Silencing of the CaCP gene delays salt- and osmotic-induced leaf senescence in Capsicum annuum L.

Cysteine proteinases have been known to participate in developmental processes and in response to stress in plants. Our present research reported that a novel CP gene, CaCP, was involved in leaf senescence in pepper (Capsicum annuum L.). The full-length CaCP cDNA is comprised of 1316 bp, contains 1044 nucleotides in open reading frame (ORF), and encodes a 347 amino acid protein. The deduced protein belongs to the papain-like cysteine proteases (CPs) superfamily, containing a highly conserved ERFNIN motif, a GCNGG motif and a conserved catalytic triad. This protein localized to the vacuole of plant cells.
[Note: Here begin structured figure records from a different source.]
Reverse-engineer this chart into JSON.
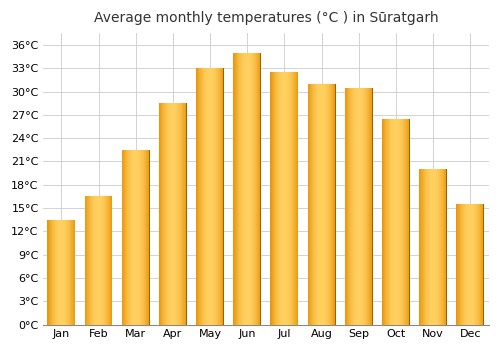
{
  "title": "Average monthly temperatures (°C ) in Sūratgarh",
  "months": [
    "Jan",
    "Feb",
    "Mar",
    "Apr",
    "May",
    "Jun",
    "Jul",
    "Aug",
    "Sep",
    "Oct",
    "Nov",
    "Dec"
  ],
  "temperatures": [
    13.5,
    16.5,
    22.5,
    28.5,
    33.0,
    35.0,
    32.5,
    31.0,
    30.5,
    26.5,
    20.0,
    15.5
  ],
  "bar_color_dark": "#E8960A",
  "bar_color_mid": "#FFC020",
  "bar_color_light": "#FFD060",
  "bar_edge_color": "#A06000",
  "ytick_values": [
    0,
    3,
    6,
    9,
    12,
    15,
    18,
    21,
    24,
    27,
    30,
    33,
    36
  ],
  "ylim": [
    0,
    37.5
  ],
  "background_color": "#FFFFFF",
  "plot_bg_color": "#FFFFFF",
  "grid_color": "#CCCCCC",
  "title_fontsize": 10,
  "tick_fontsize": 8,
  "bar_width": 0.75
}
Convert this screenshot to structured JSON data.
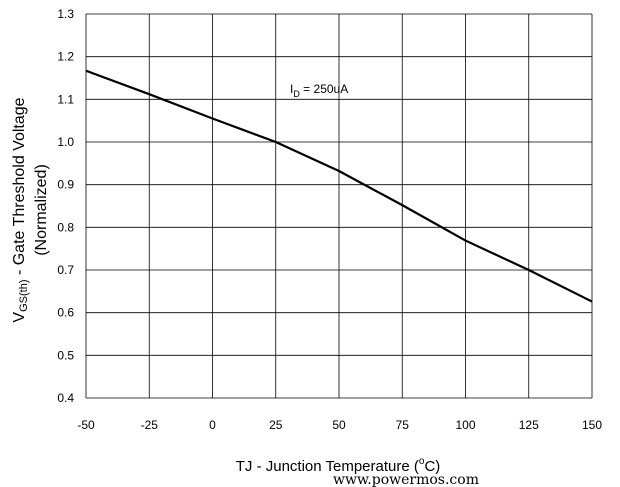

Real-time quantitative PCR analysis revealed that the expression level of CaCP gene was dramatically higher in leaves and flowers than that in roots, stems and fruits. Moreover, CaCP transcripts were induced upon during leaf senescence. CaCP expression was upregulated by plant hormones, especially salicylic acid. CaCP was also significantly induced by abiotic and biotic stress treatments, including high salinity, mannitol and Phytophthora capsici. Loss of function of CaCP using the virus-induced gene-silencing technique in pepper plants led to enhanced tolerance to salt- and osmotic-induced stress. Taken together, these results suggest that CaCP is a senescence-associated gene, which is involved in developmental senescence and regulates salt- and osmotic-induced leaf senescence in pepper.